Em 1967, num livro intitulado Uma Teoria Econômica da Democracia, o economista
Anthony Downs demonstrou por A+B por que o sistema político dos Estados Unidos
seria imune à instabilidade. Com dois grandes partidos, sem tendências
ideológicas delirantes como as da Europa, toda eleição presidencial tenderia
para um centro moderado. O partido que radicalizasse suas posições acabaria
minoritário, deixando a maioria dos eleitores no colo do adversário. Exatamente
como acontecera três anos antes, com o sulista e racista Barry Goldwater, que
acreditou num discurso radicalizado contra o experimentado Lyndon Johnson, e
foi jogado para fora do ringue.
A situação atual nada tem que ver com a da década de 1960.
Os dois grandes partidos nada puderam contra Donald Trump, que não é um mero
sulista desprovido de recursos, mas um bilionário de Nova York e
ideologicamente um troglodita que se alia a Putin, um egresso da KGB, e não
teme pôr abaixo toda a ordem internacional que a duras penas edificamos desde a
Segunda Guerra Mundial. Nada nele, absolutamente nada, faz lembrar o exemplo de
pluralismo e moderação que o mundo sempre enxergou nos Estados Unidos.
No Brasil, como antecipei, além de não acreditar em
retrocesso político (embora já estejamos com ele no pescoço há mais de duas
décadas), pensamos que tudo no mundo se encaixa no dualismo esquerda x direita.
Esquerda é quem bate no peito e se autoproclama defensor dos
pobres, pouco importando o grau de sua ignorância em economia; direita é quem
vocifera contra a esquerda, pouco importando a troco de quê. Nenhum dos dois se
dá conta de que uma grande parte dos conflitos e rancores que se formam na
sociedade é ortogonal, ou seja, perpendicular ao eixo esquerda x direita.

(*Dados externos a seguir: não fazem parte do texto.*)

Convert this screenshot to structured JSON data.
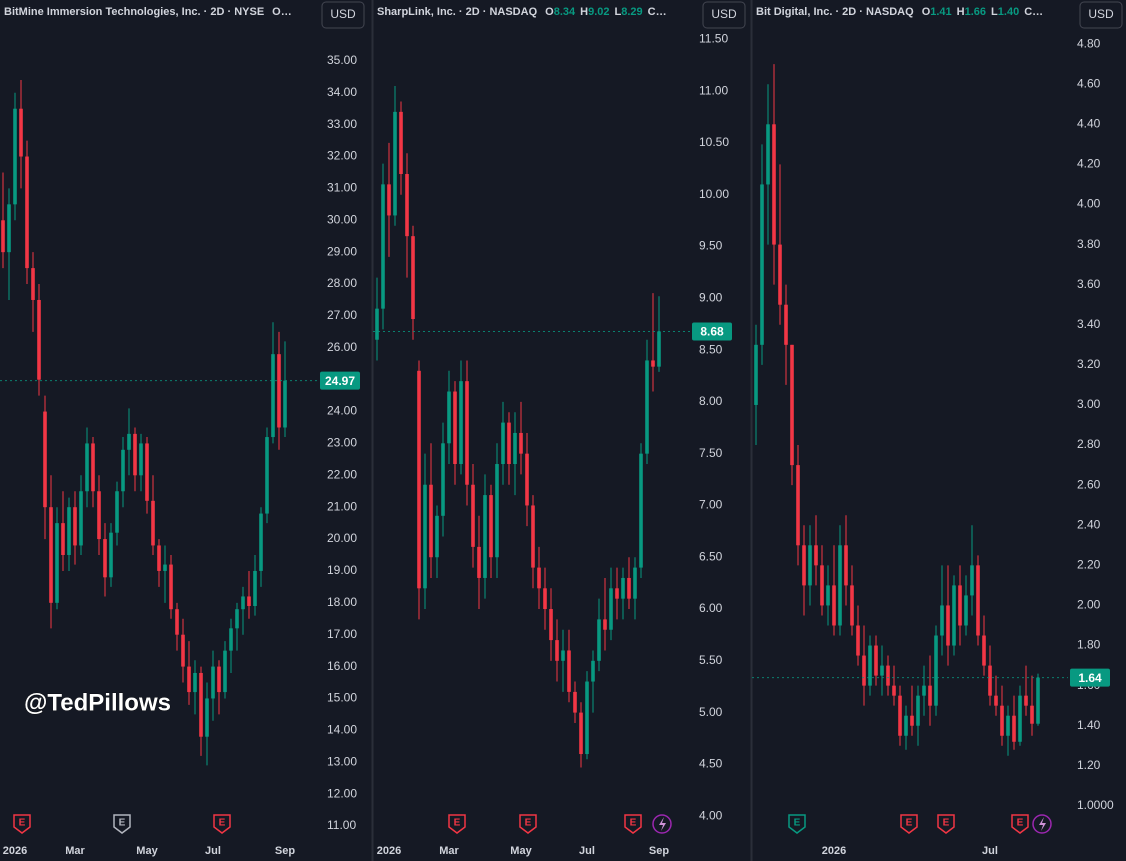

Por que as indústrias de cosméticos, por exemplo, amealham
imensas fortunas? Por que uma grande parcela da sociedade se define como
direita ou esquerda? É óbvio que não. Essa parcela gasta fortunas porque se
sente feia e acredita que os cosméticos a tornarão tão bonita quanto os bonitos
por natureza.
No presente momento, sabemos todos que o PIB brasileiro de
2025 ficará em torno de pífios 2,1% (dois vírgula um por cento), apenas adiando
uma crise maior que cedo ou tarde nos atingirá. Mas a eleição de 2026 poderá
reeditar a dupla Lula x Bolsonaro: Lula, porque milhões acreditarão que ele,
sendo “de esquerda”, detém a chave do progresso; Bolsonaro, porque convencerá
outros tantos milhões de que é “de direita”, vale dizer, o oposto de Lula. E
assim prosseguiremos, com no mínimo 30% de semianalfabetos, uma força de
trabalho de baixíssima qualificação e um Estado incapaz de conter o avanço do
crime organizado. Mas felizes com nossas crenças.